Dual numbers are mainly used to implement automatic differentiation.
The **dual** package provides mathematical functions that
are able to handle computations with dual numbers. The package is useful
to calculate exact derivatives in R without providing self-coded
functions.

For a complete list of exported functions, use
`library(help = "dual")`

once the **dual**
package is installed (see the `inst/INSTALL.md`

file for a
detailed description of the setup process).

### Example

```
library(dual)
x <- dual(f = 1.5, grad = c(1:0, 0))
y <- dual(f = 0.5, grad = c(0:1, 0))
z <- dual(f = 1.0, grad = c(0, 0:1))
exp(z - x) * sin(x)^y / x
a <- dual(f = 1.1, grad = c(1.2, 2.3, 3.4, 4.5, 5.6))
0.5 * a^2 - 0.1
lambertW <- function(x) {
w0 <- 1
w1 <- w0 - (w0*exp(w0)-x)/((w0+1)*exp(w0)-(w0+2)*(w0*exp(w0)-x)/(2*w0+2))
while(abs(w1-w0) > 1e-15) {
w0 <- w1
w1 <- w0 - (w0*exp(w0)-x)/((w0+1)*exp(w0)-(w0+2)*(w0*exp(w0)-x)/(2*w0+2))
}
return(w1)
}
lambertW(dual(1, 1))
```

## References

Baydin, A. G., Pearlmutter, B. A., Radul, A. A., & Siskind, J. M.
(2018).

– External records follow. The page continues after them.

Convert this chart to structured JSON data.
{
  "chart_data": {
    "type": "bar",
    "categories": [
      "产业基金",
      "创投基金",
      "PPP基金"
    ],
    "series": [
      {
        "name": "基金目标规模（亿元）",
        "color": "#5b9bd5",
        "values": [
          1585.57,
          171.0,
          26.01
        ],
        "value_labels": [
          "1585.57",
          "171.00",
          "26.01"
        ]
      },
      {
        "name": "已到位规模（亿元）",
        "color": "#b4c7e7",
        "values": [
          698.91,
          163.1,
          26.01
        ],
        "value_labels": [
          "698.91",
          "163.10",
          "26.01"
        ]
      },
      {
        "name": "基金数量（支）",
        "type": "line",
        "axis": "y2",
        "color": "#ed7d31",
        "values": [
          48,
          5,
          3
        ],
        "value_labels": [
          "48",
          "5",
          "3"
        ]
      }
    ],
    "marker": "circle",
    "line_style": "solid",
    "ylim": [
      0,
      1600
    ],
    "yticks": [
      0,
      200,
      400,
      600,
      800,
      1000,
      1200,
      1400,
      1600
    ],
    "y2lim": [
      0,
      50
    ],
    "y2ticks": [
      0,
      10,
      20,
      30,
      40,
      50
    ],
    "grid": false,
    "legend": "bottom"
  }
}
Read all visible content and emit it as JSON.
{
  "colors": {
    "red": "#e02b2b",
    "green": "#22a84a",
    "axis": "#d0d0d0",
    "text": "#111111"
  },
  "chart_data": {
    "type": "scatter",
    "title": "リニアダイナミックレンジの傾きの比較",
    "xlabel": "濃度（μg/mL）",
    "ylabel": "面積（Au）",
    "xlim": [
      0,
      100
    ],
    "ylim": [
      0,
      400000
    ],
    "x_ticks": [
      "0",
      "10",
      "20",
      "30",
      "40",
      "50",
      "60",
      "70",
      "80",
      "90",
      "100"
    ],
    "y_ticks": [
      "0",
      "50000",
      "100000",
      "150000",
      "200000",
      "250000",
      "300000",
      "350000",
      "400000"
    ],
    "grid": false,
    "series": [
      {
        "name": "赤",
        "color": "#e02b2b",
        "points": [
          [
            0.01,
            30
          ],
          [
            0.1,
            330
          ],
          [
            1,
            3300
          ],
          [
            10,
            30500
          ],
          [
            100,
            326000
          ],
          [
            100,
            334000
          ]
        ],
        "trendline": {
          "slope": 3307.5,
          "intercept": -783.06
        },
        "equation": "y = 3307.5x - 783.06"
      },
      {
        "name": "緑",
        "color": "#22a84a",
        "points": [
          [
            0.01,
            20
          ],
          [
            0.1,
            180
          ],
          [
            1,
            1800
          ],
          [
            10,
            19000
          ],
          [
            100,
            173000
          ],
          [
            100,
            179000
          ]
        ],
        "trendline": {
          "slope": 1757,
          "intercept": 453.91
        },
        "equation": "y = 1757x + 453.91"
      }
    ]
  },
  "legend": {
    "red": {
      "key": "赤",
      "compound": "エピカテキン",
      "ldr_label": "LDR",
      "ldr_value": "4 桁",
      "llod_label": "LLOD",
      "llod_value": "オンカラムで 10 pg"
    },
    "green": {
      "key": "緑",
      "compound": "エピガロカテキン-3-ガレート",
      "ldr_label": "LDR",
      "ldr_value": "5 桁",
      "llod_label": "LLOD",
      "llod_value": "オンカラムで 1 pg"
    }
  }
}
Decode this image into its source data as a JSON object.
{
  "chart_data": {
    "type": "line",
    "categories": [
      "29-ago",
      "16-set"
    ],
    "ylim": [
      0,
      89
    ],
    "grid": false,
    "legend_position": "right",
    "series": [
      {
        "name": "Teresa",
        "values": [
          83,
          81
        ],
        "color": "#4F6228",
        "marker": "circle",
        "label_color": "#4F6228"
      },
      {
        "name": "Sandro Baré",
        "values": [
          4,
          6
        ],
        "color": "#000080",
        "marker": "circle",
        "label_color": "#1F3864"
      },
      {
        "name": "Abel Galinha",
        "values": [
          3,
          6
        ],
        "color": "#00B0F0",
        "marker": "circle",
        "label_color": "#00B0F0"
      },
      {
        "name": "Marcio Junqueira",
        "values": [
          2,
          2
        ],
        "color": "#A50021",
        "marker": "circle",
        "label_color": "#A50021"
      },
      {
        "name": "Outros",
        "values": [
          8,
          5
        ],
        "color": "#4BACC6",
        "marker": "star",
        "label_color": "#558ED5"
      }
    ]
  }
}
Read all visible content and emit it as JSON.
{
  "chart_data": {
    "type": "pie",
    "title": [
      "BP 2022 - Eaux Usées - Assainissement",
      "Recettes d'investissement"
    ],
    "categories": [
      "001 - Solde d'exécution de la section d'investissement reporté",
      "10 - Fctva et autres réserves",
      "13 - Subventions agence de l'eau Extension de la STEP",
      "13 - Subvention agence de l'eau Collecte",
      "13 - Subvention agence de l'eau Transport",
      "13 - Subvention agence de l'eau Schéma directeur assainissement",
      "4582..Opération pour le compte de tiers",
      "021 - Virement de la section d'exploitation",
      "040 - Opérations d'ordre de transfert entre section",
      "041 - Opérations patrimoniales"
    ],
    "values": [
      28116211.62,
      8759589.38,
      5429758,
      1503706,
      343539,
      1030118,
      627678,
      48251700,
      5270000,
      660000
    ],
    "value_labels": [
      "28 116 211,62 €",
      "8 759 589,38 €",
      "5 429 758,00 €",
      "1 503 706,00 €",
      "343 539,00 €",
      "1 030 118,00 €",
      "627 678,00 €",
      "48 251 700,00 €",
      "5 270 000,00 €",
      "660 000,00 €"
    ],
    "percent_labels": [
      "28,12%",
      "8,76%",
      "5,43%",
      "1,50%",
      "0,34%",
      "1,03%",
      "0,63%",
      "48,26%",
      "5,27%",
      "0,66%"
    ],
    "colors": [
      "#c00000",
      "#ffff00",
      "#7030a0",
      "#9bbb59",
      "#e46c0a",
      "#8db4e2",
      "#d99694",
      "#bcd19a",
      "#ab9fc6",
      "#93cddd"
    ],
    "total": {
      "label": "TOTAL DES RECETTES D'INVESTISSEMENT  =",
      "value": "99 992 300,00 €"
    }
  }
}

Automatic differentiation in machine learning: a survey.
*Journal of Machine Learning Research*, **18**,
1-43.

Cheng, H. H. (1994). Programming with dual numbers and its
applications in mechanisms design. *Engineering with Computers*,
**10**(4), 212-229.

Kisil, V. V. (2007). Erlangen program at large-2: inventing a wheel.
The parabolic one. *arXiv: 0707.4020*.